Last Wednesday the UK Supreme Court dismissed Vestergaard's appeal. In its view:

* Sig had never acquired the confidential information in question during her employment with Vestergaard; nor had she done so afterwards. Indeed, it was not until some point after Vestergaard had commenced proceedings that she had become aware that the new company's product had been developed using Vestergaard's trade secrets.

* Unless Sig's employment contract with Vestergaard imposed any liability, she could not be primarily liable for misuse of confidential information since she had not received any. Nor could she could not be secondarily liable for misuse of confidential infomation: she had not known that Skovmund was using, or had used, Vestergaard's confidential information to develop the product. In any event, it had not been argued hat she could be vicariously liable for any misuse of Vestergaard's confidential information by Skovmund.

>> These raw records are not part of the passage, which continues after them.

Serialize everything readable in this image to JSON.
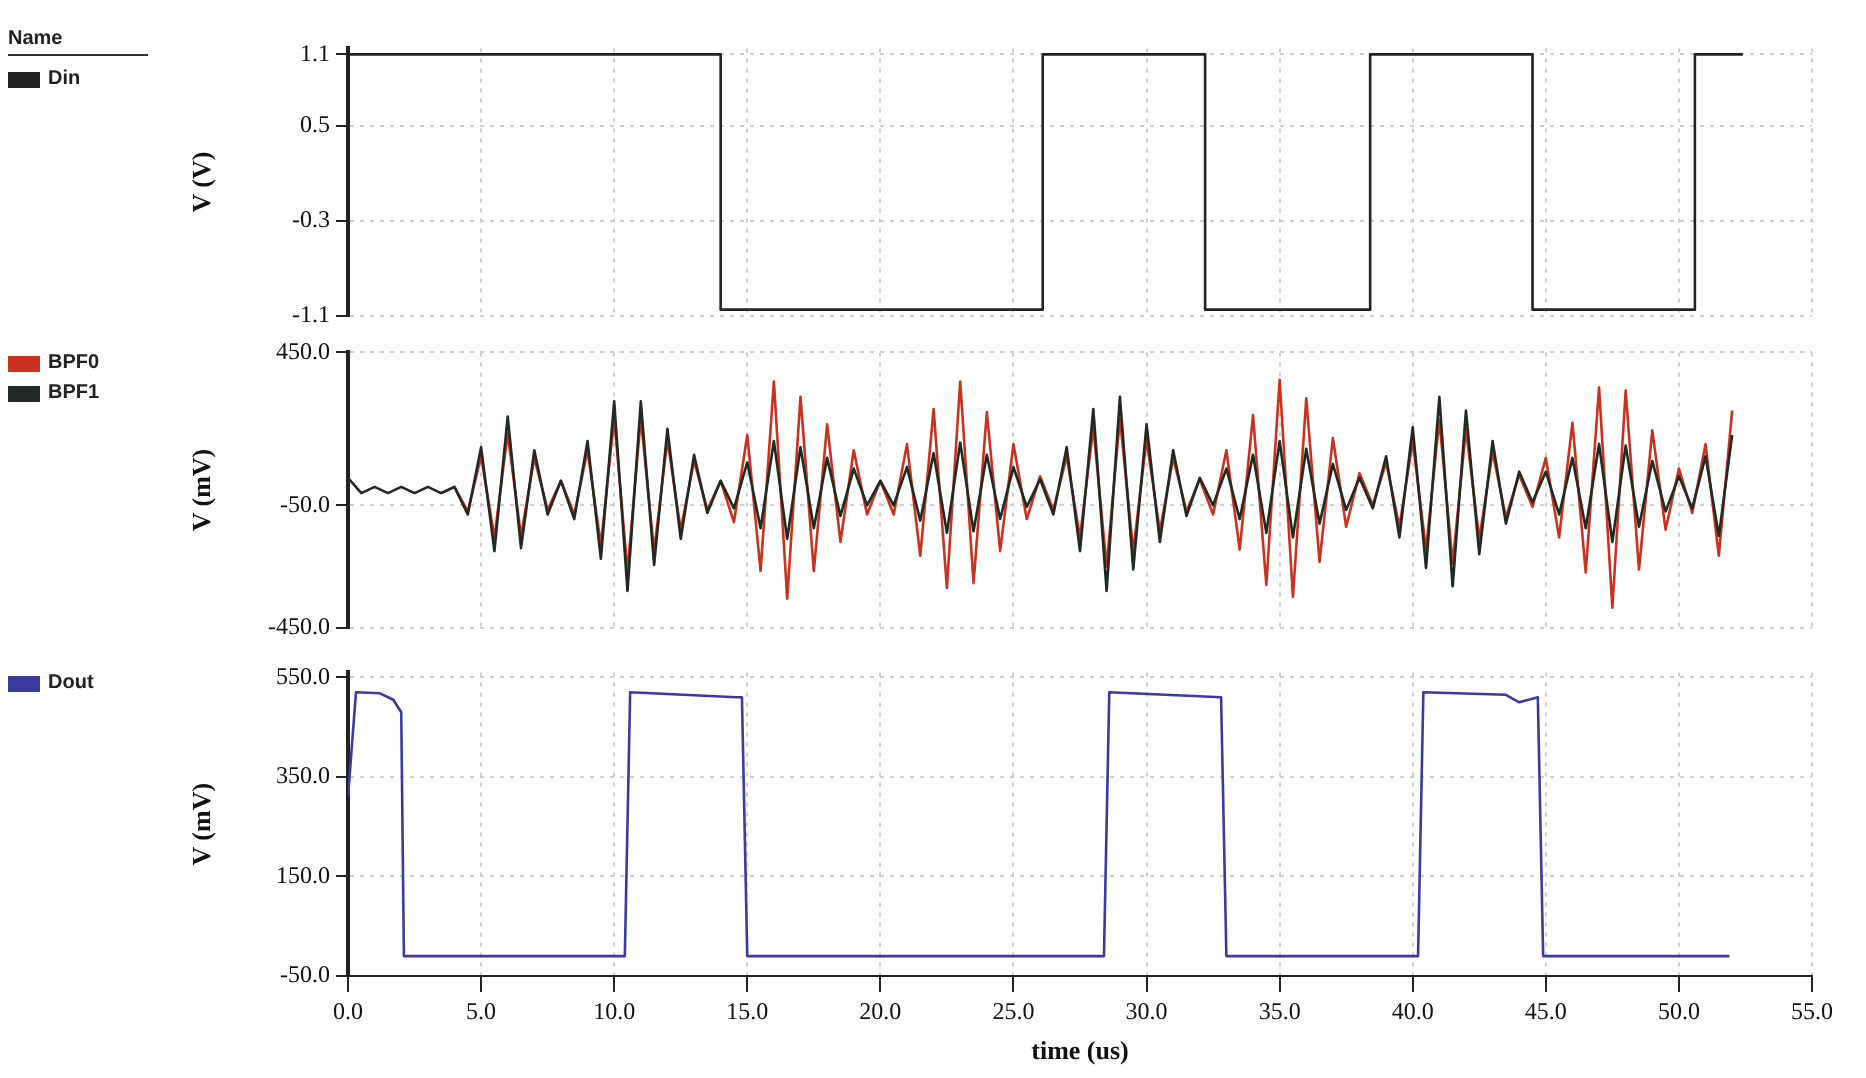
{
  "chart_data": [
    {
      "type": "line",
      "legend_title": "Name",
      "legend": "left",
      "ylabel": "V (V)",
      "tick_labels": "y",
      "grid": true,
      "marker": "none",
      "line_style": "solid",
      "xlim": [
        0,
        55
      ],
      "xticks": [
        0,
        5,
        10,
        15,
        20,
        25,
        30,
        35,
        40,
        45,
        50,
        55
      ],
      "ylim": [
        -1.1,
        1.15
      ],
      "yticks": [
        1.1,
        0.5,
        -0.3,
        -1.1
      ],
      "x": [
        0,
        14,
        14,
        26.1,
        26.1,
        32.2,
        32.2,
        38.4,
        38.4,
        44.5,
        44.5,
        50.6,
        50.6,
        52.4
      ],
      "series": [
        {
          "name": "Din",
          "color": "#222222",
          "values": [
            1.1,
            1.1,
            -1.05,
            -1.05,
            1.1,
            1.1,
            -1.05,
            -1.05,
            1.1,
            1.1,
            -1.05,
            -1.05,
            1.1,
            1.1
          ]
        }
      ]
    },
    {
      "type": "line",
      "legend": "left",
      "ylabel": "V (mV)",
      "tick_labels": "y",
      "grid": true,
      "marker": "none",
      "line_style": "solid",
      "xlim": [
        0,
        55
      ],
      "xticks": [
        0,
        5,
        10,
        15,
        20,
        25,
        30,
        35,
        40,
        45,
        50,
        55
      ],
      "ylim": [
        -450,
        450
      ],
      "yticks": [
        {
          "value": 450,
          "label": "450.0"
        },
        {
          "value": -50,
          "label": "-50.0"
        },
        {
          "value": -450,
          "label": "-450.0"
        }
      ],
      "x": [
        0,
        0.5,
        1,
        1.5,
        2,
        2.5,
        3,
        3.5,
        4,
        4.5,
        5,
        5.5,
        6,
        6.5,
        7,
        7.5,
        8,
        8.5,
        9,
        9.5,
        10,
        10.5,
        11,
        11.5,
        12,
        12.5,
        13,
        13.5,
        14,
        14.5,
        15,
        15.5,
        16,
        16.5,
        17,
        17.5,
        18,
        18.5,
        19,
        19.5,
        20,
        20.5,
        21,
        21.5,
        22,
        22.5,
        23,
        23.5,
        24,
        24.5,
        25,
        25.5,
        26,
        26.5,
        27,
        27.5,
        28,
        28.5,
        29,
        29.5,
        30,
        30.5,
        31,
        31.5,
        32,
        32.5,
        33,
        33.5,
        34,
        34.5,
        35,
        35.5,
        36,
        36.5,
        37,
        37.5,
        38,
        38.5,
        39,
        39.5,
        40,
        40.5,
        41,
        41.5,
        42,
        42.5,
        43,
        43.5,
        44,
        44.5,
        45,
        45.5,
        46,
        46.5,
        47,
        47.5,
        48,
        48.5,
        49,
        49.5,
        50,
        50.5,
        51,
        51.5,
        52
      ],
      "series": [
        {
          "name": "BPF0",
          "color": "#c8321e",
          "values": [
            null,
            null,
            null,
            null,
            null,
            null,
            null,
            -10,
            10,
            -70,
            110,
            -155,
            185,
            -150,
            105,
            -65,
            30,
            -80,
            130,
            -180,
            235,
            -265,
            235,
            -200,
            165,
            -130,
            95,
            -65,
            30,
            -105,
            180,
            -265,
            355,
            -355,
            305,
            -265,
            215,
            -170,
            130,
            -80,
            30,
            -80,
            150,
            -215,
            265,
            -320,
            355,
            -305,
            255,
            -200,
            150,
            -95,
            45,
            -65,
            110,
            -155,
            205,
            -250,
            235,
            -200,
            165,
            -135,
            105,
            -70,
            35,
            -80,
            130,
            -195,
            245,
            -310,
            360,
            -350,
            300,
            -235,
            170,
            -120,
            55,
            -50,
            90,
            -120,
            160,
            -195,
            230,
            -240,
            200,
            -160,
            125,
            -90,
            50,
            -55,
            105,
            -155,
            220,
            -270,
            335,
            -385,
            325,
            -260,
            195,
            -130,
            70,
            -75,
            150,
            -215,
            260
          ]
        },
        {
          "name": "BPF1",
          "color": "#1e2a22",
          "values": [
            40,
            -10,
            10,
            -10,
            10,
            -10,
            10,
            -10,
            10,
            -80,
            140,
            -200,
            240,
            -190,
            130,
            -80,
            30,
            -95,
            160,
            -225,
            290,
            -330,
            290,
            -245,
            200,
            -160,
            115,
            -75,
            30,
            -60,
            90,
            -125,
            160,
            -160,
            140,
            -125,
            105,
            -85,
            70,
            -50,
            30,
            -50,
            75,
            -100,
            120,
            -140,
            155,
            -135,
            115,
            -95,
            75,
            -55,
            35,
            -80,
            140,
            -200,
            265,
            -330,
            305,
            -260,
            215,
            -170,
            130,
            -85,
            40,
            -50,
            70,
            -95,
            115,
            -140,
            160,
            -155,
            135,
            -110,
            85,
            -65,
            40,
            -60,
            110,
            -155,
            205,
            -255,
            305,
            -315,
            260,
            -210,
            160,
            -110,
            60,
            -40,
            60,
            -80,
            105,
            -125,
            150,
            -170,
            145,
            -120,
            95,
            -70,
            45,
            -60,
            110,
            -150,
            180
          ]
        }
      ]
    },
    {
      "type": "line",
      "legend": "left",
      "ylabel": "V (mV)",
      "xlabel": "time (us)",
      "grid": true,
      "marker": "none",
      "line_style": "solid",
      "xlim": [
        0,
        55
      ],
      "xticks": [
        {
          "value": 0,
          "label": "0.0"
        },
        {
          "value": 5,
          "label": "5.0"
        },
        {
          "value": 10,
          "label": "10.0"
        },
        {
          "value": 15,
          "label": "15.0"
        },
        {
          "value": 20,
          "label": "20.0"
        },
        {
          "value": 25,
          "label": "25.0"
        },
        {
          "value": 30,
          "label": "30.0"
        },
        {
          "value": 35,
          "label": "35.0"
        },
        {
          "value": 40,
          "label": "40.0"
        },
        {
          "value": 45,
          "label": "45.0"
        },
        {
          "value": 50,
          "label": "50.0"
        },
        {
          "value": 55,
          "label": "55.0"
        }
      ],
      "ylim": [
        -50,
        560
      ],
      "yticks": [
        {
          "value": 550,
          "label": "550.0"
        },
        {
          "value": 350,
          "label": "350.0"
        },
        {
          "value": 150,
          "label": "150.0"
        },
        {
          "value": -50,
          "label": "-50.0"
        }
      ],
      "x": [
        0,
        0.3,
        1.2,
        1.7,
        2.0,
        2.1,
        10.4,
        10.6,
        14.6,
        14.8,
        15.0,
        28.4,
        28.6,
        32.8,
        33.0,
        40.2,
        40.4,
        43.5,
        44.0,
        44.7,
        44.9,
        51.9
      ],
      "series": [
        {
          "name": "Dout",
          "color": "#3a3aa0",
          "values": [
            310,
            520,
            518,
            505,
            480,
            -10,
            -10,
            520,
            510,
            510,
            -10,
            -10,
            520,
            510,
            -10,
            -10,
            520,
            515,
            500,
            510,
            -10,
            -10
          ]
        }
      ]
    }
  ]
}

* The express provisions in Sig's employment contract with Vestergaard were of no assistance to Vestergaard in this action since the confidential information which Skovmund used was neither "information relating to [her] employment" nor "knowledge gained in the course of [her] employment". It was knowledge gained by Skovmund in the course of his consultancy work for Vestergaard. This being so, it could not be seriously argued that a term could be implied into Sig's employment contract to the effect that she would not assist another person to abuse Vestergaard's trade secrets in circumstances where (i) she did not know the trade secrets and (ii) was unaware that they were being misused. It would be wrong in principle to impose such strict liability.

* Two or more defendants could in principle be liable for sharing a "common design" to misuse confidential information. However, in order to be party to a common design, a defendant had to share with the other party each of the features of the design which made it wrongful. This was not the case here, on the facts, since Sig did not share any such common intention with the other defendants.

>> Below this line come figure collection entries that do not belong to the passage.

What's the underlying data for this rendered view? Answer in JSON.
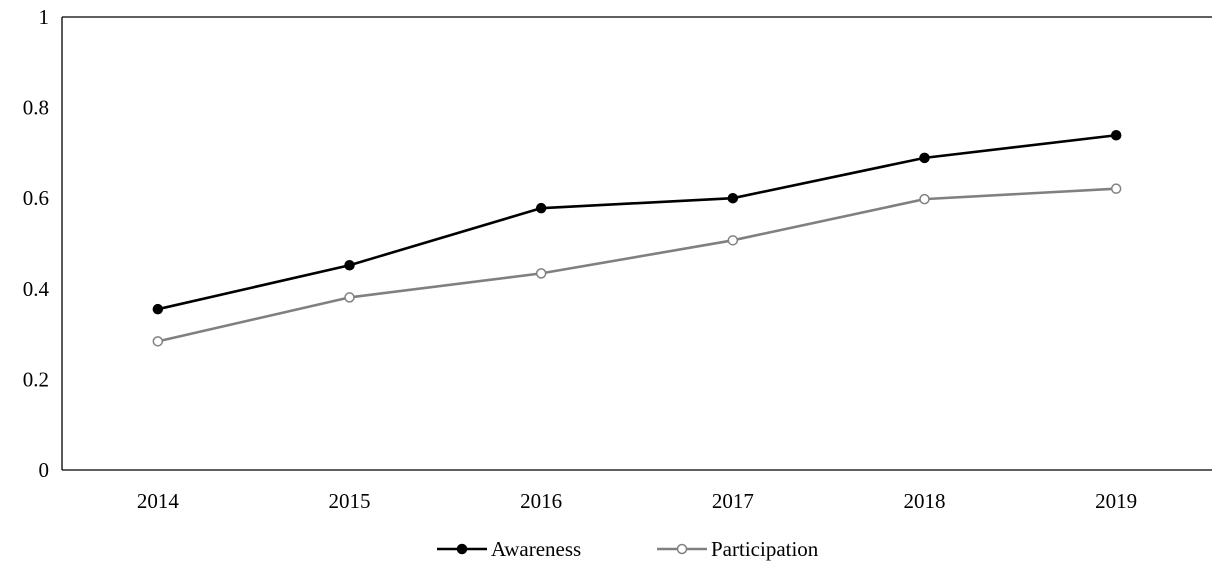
{
  "chart_data": {
    "type": "line",
    "title": "",
    "xlabel": "",
    "ylabel": "",
    "categories": [
      "2014",
      "2015",
      "2016",
      "2017",
      "2018",
      "2019"
    ],
    "ylim": [
      0,
      1
    ],
    "yticks": [
      "0",
      "0.2",
      "0.4",
      "0.6",
      "0.8",
      "1"
    ],
    "grid": false,
    "legend_position": "bottom",
    "series": [
      {
        "name": "Awareness",
        "values": [
          0.355,
          0.452,
          0.578,
          0.6,
          0.689,
          0.739
        ],
        "color": "#000000",
        "marker_fill": "#000000"
      },
      {
        "name": "Participation",
        "values": [
          0.284,
          0.381,
          0.434,
          0.507,
          0.598,
          0.621
        ],
        "color": "#808080",
        "marker_fill": "#ffffff"
      }
    ]
  }
}
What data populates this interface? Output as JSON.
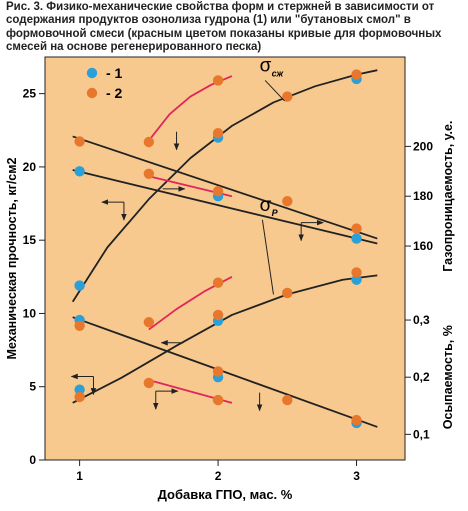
{
  "figure": {
    "caption": "Рис. 3. Физико-механические свойства форм и стержней в зависимости от содержания продуктов озонолиза гудрона (1) или \"бутановых смол\" в формовочной смеси (красным цветом показаны кривые для формовочных смесей на основе регенерированного песка)"
  },
  "chart_data": {
    "type": "scatter",
    "title": "",
    "xlabel": "Добавка ГПО, мас. %",
    "ylabel_left": "Механическая прочность, кг/см2",
    "ylabel_right_top": "Газопроницаемость, у.е.",
    "ylabel_right_bottom": "Осыпаемость, %",
    "x_ticks": [
      "1",
      "2",
      "3"
    ],
    "xlim": [
      0.75,
      3.35
    ],
    "y_left_ticks": [
      "0",
      "5",
      "10",
      "15",
      "20",
      "25"
    ],
    "ylim_left": [
      0,
      27.5
    ],
    "y_right_top_ticks": [
      "160",
      "180",
      "200"
    ],
    "y_right_top_range": [
      150,
      220
    ],
    "y_right_bottom_ticks": [
      "0,1",
      "0,2",
      "0,3"
    ],
    "y_right_bottom_range": [
      0.05,
      0.35
    ],
    "legend": {
      "position": "top-left",
      "entries": [
        {
          "label": "- 1",
          "color": "#2a9fd8"
        },
        {
          "label": "- 2",
          "color": "#e8772e"
        }
      ]
    },
    "colors": {
      "background": "#f7c98f",
      "series_1": "#2a9fd8",
      "series_2": "#e8772e",
      "curve": "#222222",
      "red_curve": "#e0265a"
    },
    "annotations": [
      {
        "label": "σ",
        "sub": "сж",
        "x": 2.3,
        "y": 26.5
      },
      {
        "label": "σ",
        "sub": "Р",
        "x": 2.3,
        "y": 17.0
      }
    ],
    "series": [
      {
        "name": "- 1",
        "group": "compressive_strength",
        "axis": "left",
        "x": [
          1,
          2,
          3
        ],
        "y": [
          11.9,
          22.0,
          26.0
        ]
      },
      {
        "name": "- 2",
        "group": "compressive_strength",
        "axis": "left",
        "x": [
          1.5,
          2,
          2.5,
          3
        ],
        "y": [
          21.7,
          22.3,
          24.8,
          26.3
        ]
      },
      {
        "name": "- 2",
        "group": "compressive_strength_regenerated",
        "axis": "left",
        "x": [
          2
        ],
        "y": [
          25.9
        ]
      },
      {
        "name": "- 1",
        "group": "gas_permeability",
        "axis": "right_top",
        "x": [
          1,
          2,
          3
        ],
        "y": [
          190,
          180,
          163
        ]
      },
      {
        "name": "- 2",
        "group": "gas_permeability",
        "axis": "right_top",
        "x": [
          1,
          2.5,
          3
        ],
        "y": [
          202,
          178,
          167
        ]
      },
      {
        "name": "- 2",
        "group": "gas_permeability_regenerated",
        "axis": "right_top",
        "x": [
          1.5,
          2
        ],
        "y": [
          189,
          182
        ]
      },
      {
        "name": "- 1",
        "group": "tensile_strength",
        "axis": "left",
        "x": [
          1,
          2,
          3
        ],
        "y": [
          4.8,
          9.5,
          12.3
        ]
      },
      {
        "name": "- 2",
        "group": "tensile_strength",
        "axis": "left",
        "x": [
          1,
          2,
          2.5,
          3
        ],
        "y": [
          4.3,
          9.9,
          11.4,
          12.8
        ]
      },
      {
        "name": "- 2",
        "group": "tensile_strength_regenerated",
        "axis": "left",
        "x": [
          1.5,
          2
        ],
        "y": [
          9.4,
          12.1
        ]
      },
      {
        "name": "- 1",
        "group": "friability",
        "axis": "right_bottom",
        "x": [
          1,
          2,
          3
        ],
        "y": [
          0.3,
          0.2,
          0.12
        ]
      },
      {
        "name": "- 2",
        "group": "friability",
        "axis": "right_bottom",
        "x": [
          1,
          2,
          2.5,
          3
        ],
        "y": [
          0.29,
          0.21,
          0.16,
          0.125
        ]
      },
      {
        "name": "- 2",
        "group": "friability_regenerated",
        "axis": "right_bottom",
        "x": [
          1.5,
          2
        ],
        "y": [
          0.19,
          0.16
        ]
      }
    ],
    "curves": [
      {
        "group": "compressive_strength",
        "color": "curve",
        "axis": "left",
        "x": [
          0.95,
          1.2,
          1.5,
          1.8,
          2.1,
          2.4,
          2.7,
          3.0,
          3.15
        ],
        "y": [
          10.8,
          14.5,
          17.8,
          20.6,
          22.8,
          24.4,
          25.5,
          26.3,
          26.6
        ]
      },
      {
        "group": "compressive_strength_regenerated",
        "color": "red_curve",
        "axis": "left",
        "x": [
          1.5,
          1.65,
          1.8,
          1.95,
          2.1
        ],
        "y": [
          21.8,
          23.6,
          24.8,
          25.6,
          26.2
        ]
      },
      {
        "group": "gas_permeability_1",
        "color": "curve",
        "axis": "right_top",
        "x": [
          0.95,
          3.15
        ],
        "y": [
          190.5,
          161
        ]
      },
      {
        "group": "gas_permeability_2",
        "color": "curve",
        "axis": "right_top",
        "x": [
          0.95,
          3.15
        ],
        "y": [
          204,
          163
        ]
      },
      {
        "group": "gas_permeability_regenerated",
        "color": "red_curve",
        "axis": "right_top",
        "x": [
          1.5,
          2.1
        ],
        "y": [
          188,
          180
        ]
      },
      {
        "group": "tensile_strength",
        "color": "curve",
        "axis": "left",
        "x": [
          0.95,
          1.3,
          1.7,
          2.1,
          2.5,
          2.9,
          3.15
        ],
        "y": [
          3.9,
          5.6,
          7.8,
          9.9,
          11.3,
          12.3,
          12.6
        ]
      },
      {
        "group": "tensile_strength_regenerated",
        "color": "red_curve",
        "axis": "left",
        "x": [
          1.5,
          1.7,
          1.9,
          2.1
        ],
        "y": [
          8.9,
          10.3,
          11.5,
          12.5
        ]
      },
      {
        "group": "friability",
        "color": "curve",
        "axis": "right_bottom",
        "x": [
          0.95,
          3.15
        ],
        "y": [
          0.305,
          0.113
        ]
      },
      {
        "group": "friability_regenerated",
        "color": "red_curve",
        "axis": "right_bottom",
        "x": [
          1.5,
          2.1
        ],
        "y": [
          0.195,
          0.155
        ]
      }
    ],
    "axis_arrows": [
      {
        "x": 1.32,
        "y": 17.6,
        "dir": "left"
      },
      {
        "x": 1.32,
        "y": 17.6,
        "dir": "down"
      },
      {
        "x": 1.7,
        "y": 22.4,
        "dir": "down"
      },
      {
        "x": 2.6,
        "y": 16.2,
        "dir": "right"
      },
      {
        "x": 2.6,
        "y": 16.2,
        "dir": "down"
      },
      {
        "x": 1.6,
        "y": 18.5,
        "dir": "right"
      },
      {
        "x": 1.1,
        "y": 5.7,
        "dir": "left"
      },
      {
        "x": 1.1,
        "y": 5.7,
        "dir": "down"
      },
      {
        "x": 1.75,
        "y": 8.0,
        "dir": "left"
      },
      {
        "x": 1.55,
        "y": 4.7,
        "dir": "right"
      },
      {
        "x": 1.55,
        "y": 4.7,
        "dir": "down"
      },
      {
        "x": 2.3,
        "y": 4.6,
        "dir": "down"
      }
    ]
  }
}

* The argument that Sig had turned a blind eye to the fact that Skovmund was using Vestergaard's trade secrets could only succeed if a finding of dishonesty were made against her -- which was not the case here.  The mere fact that she had taken a risk in starting a new business with Larsen and in employing Skovmund as a consultant was not enough to render her secondarily liable for the misuse of trade secrets.

Says the IPKat, this case was only going to go one way on the authorities, but it's worth looking at the following attempt to express a principle of policy by Lord Neuberger, speaking for the court at [44]:
Particularly in a modern economy, the law has to maintain a realistic and fair balance between (i) effectively protecting trade secrets (and other intellectual property rights) and (ii) not unreasonably inhibiting competition in the market place. The importance to the economic prosperity of the country of research and development in the commercial world is self-evident, and the protection of intellectual property, including trade secrets, is one of the vital contributions of the law to that end. On the other hand, the law should not discourage former employees from benefiting society and advancing themselves by imposing unfair potential difficulties on their honest attempts to compete with their former employers.
The concern about the law not discouraging former employees from benefiting society is commendable -- but this Kat isn't so sure about the bit about "honest attempts to compete with former employers": we are talking about a set of facts in which Sig is the only person who hasn't been found to have been involved in some form of breach of confidence, unlike Larsen, Skovmund and Bestnet. It doesn't look as though there's much benefit to society here.

Merpel merely notes that this litigation has been progressing in the United Kingdom since at least October 2007 and that it must have been commenced earlier in Denmark.  It's not as if we're talking about rocket science either.  If a scheme for better and firmer case management and the speedier hearing of appeals in cases like this lies beyond the wit of mankind, what hope is there for us?